Surpreendemo-nos, ontem à tarde, ao tomarmos conhecimento do veto do Presidente Fernando Henrique Cardoso ao Projeto de Anistia das multas impostas ao Sindicato de Petroleiros pelo Tribunal Superior do Trabalho. Surpreendemo-nos não apenas pelo fato de este Congresso, até agora, só ter aprovado aquilo que o Governo quer ou pelo menos aquilo de que o Governo não discorda, mas porque - esta é a maior surpresa - o projeto foi aprovado na Câmara dos Deputados, em regime de urgência. O requerimento de urgência, assinado por todas as Lideranças dessa Casa e aprovado por unanimidade, foi articulado pelo Presidente da Câmara dos Deputados, Sr. Deputado Luís Eduardo Magalhães, responsável pela coleta de assinaturas das Lideranças do Governo.

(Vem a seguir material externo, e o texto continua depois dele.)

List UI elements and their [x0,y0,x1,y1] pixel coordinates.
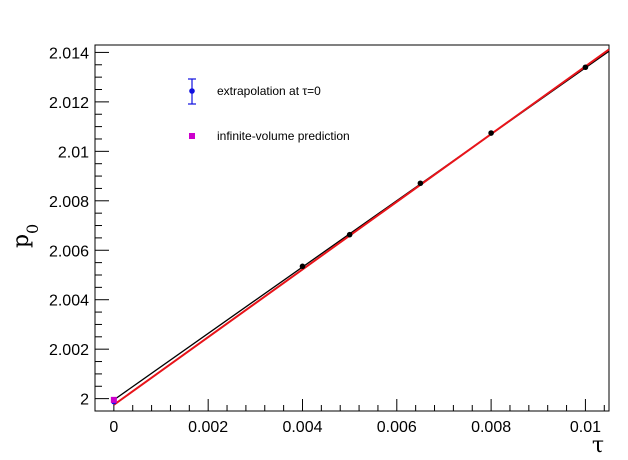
legend-point-icon [189,88,195,94]
y-axis-title: p 0 [9,224,42,248]
y-axis-title-main: p [9,234,34,248]
y-tick-label: 2.002 [49,342,89,359]
data-point [299,263,306,270]
axis-ticks [94,51,605,412]
data-points [299,64,589,270]
legend-label-extrapolation: extrapolation at τ=0 [217,84,321,98]
y-tick-label: 2.014 [49,45,89,62]
y-tick-label: 2 [80,392,89,409]
y-tick-label: 2.006 [49,243,89,260]
x-tick-label: 0 [109,419,118,436]
fit-line-red [113,48,610,406]
y-tick-labels: 2 2.002 2.004 2.006 2.008 2.01 2.012 2.014 [49,45,89,408]
y-axis-title-subscript: 0 [23,224,42,234]
legend: extrapolation at τ=0 infinite-volume pre… [188,78,350,143]
x-tick-label: 0.002 [188,419,228,436]
x-tick-label: 0.006 [377,419,417,436]
legend-label-prediction: infinite-volume prediction [217,129,350,143]
y-tick-label: 2.004 [49,293,89,310]
y-tick-label: 2.008 [49,194,89,211]
fit-lines [113,48,610,406]
y-tick-label: 2.01 [58,144,89,161]
data-point [417,180,424,187]
plot-frame [94,44,610,412]
x-tick-labels: 0 0.002 0.004 0.006 0.008 0.01 [109,419,601,436]
x-tick-label: 0.008 [471,419,511,436]
x-axis-title: τ [592,433,604,458]
prediction-point [110,396,117,403]
x-tick-label: 0.004 [282,419,322,436]
y-tick-label: 2.012 [49,95,89,112]
legend-entry-extrapolation: extrapolation at τ=0 [188,78,321,105]
extrapolation-markers [110,396,117,405]
data-point [582,64,589,71]
legend-entry-prediction: infinite-volume prediction [189,129,350,143]
legend-square-icon [189,133,195,139]
data-point [488,130,494,136]
data-point [346,231,353,238]
x-tick-label: 0.01 [570,419,601,436]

O projeto foi a voto na Câmara dos Deputados, com encaminhamento favorável de todas as Lideranças e de todos os Partidos dessa Casa, e foi aprovado. Chegou ao Senado. Mantivemos contato com as diversas Lideranças dos Partidos no Senado, esclarecendo o fato de que ele havia sido aprovado por todos os Partidos na Câmara. Conseguimos, também nesta Casa, um requerimento de urgência, assinado por todos os Partidos - eu disse todos os Partidos desta Casa. O projeto, submetido a voto, foi aprovado, com o voto favorável de todos os Líderes partidários. Houve votos contrários de apenas quatro Senadores do PFL, que fizeram questão de registrá-los.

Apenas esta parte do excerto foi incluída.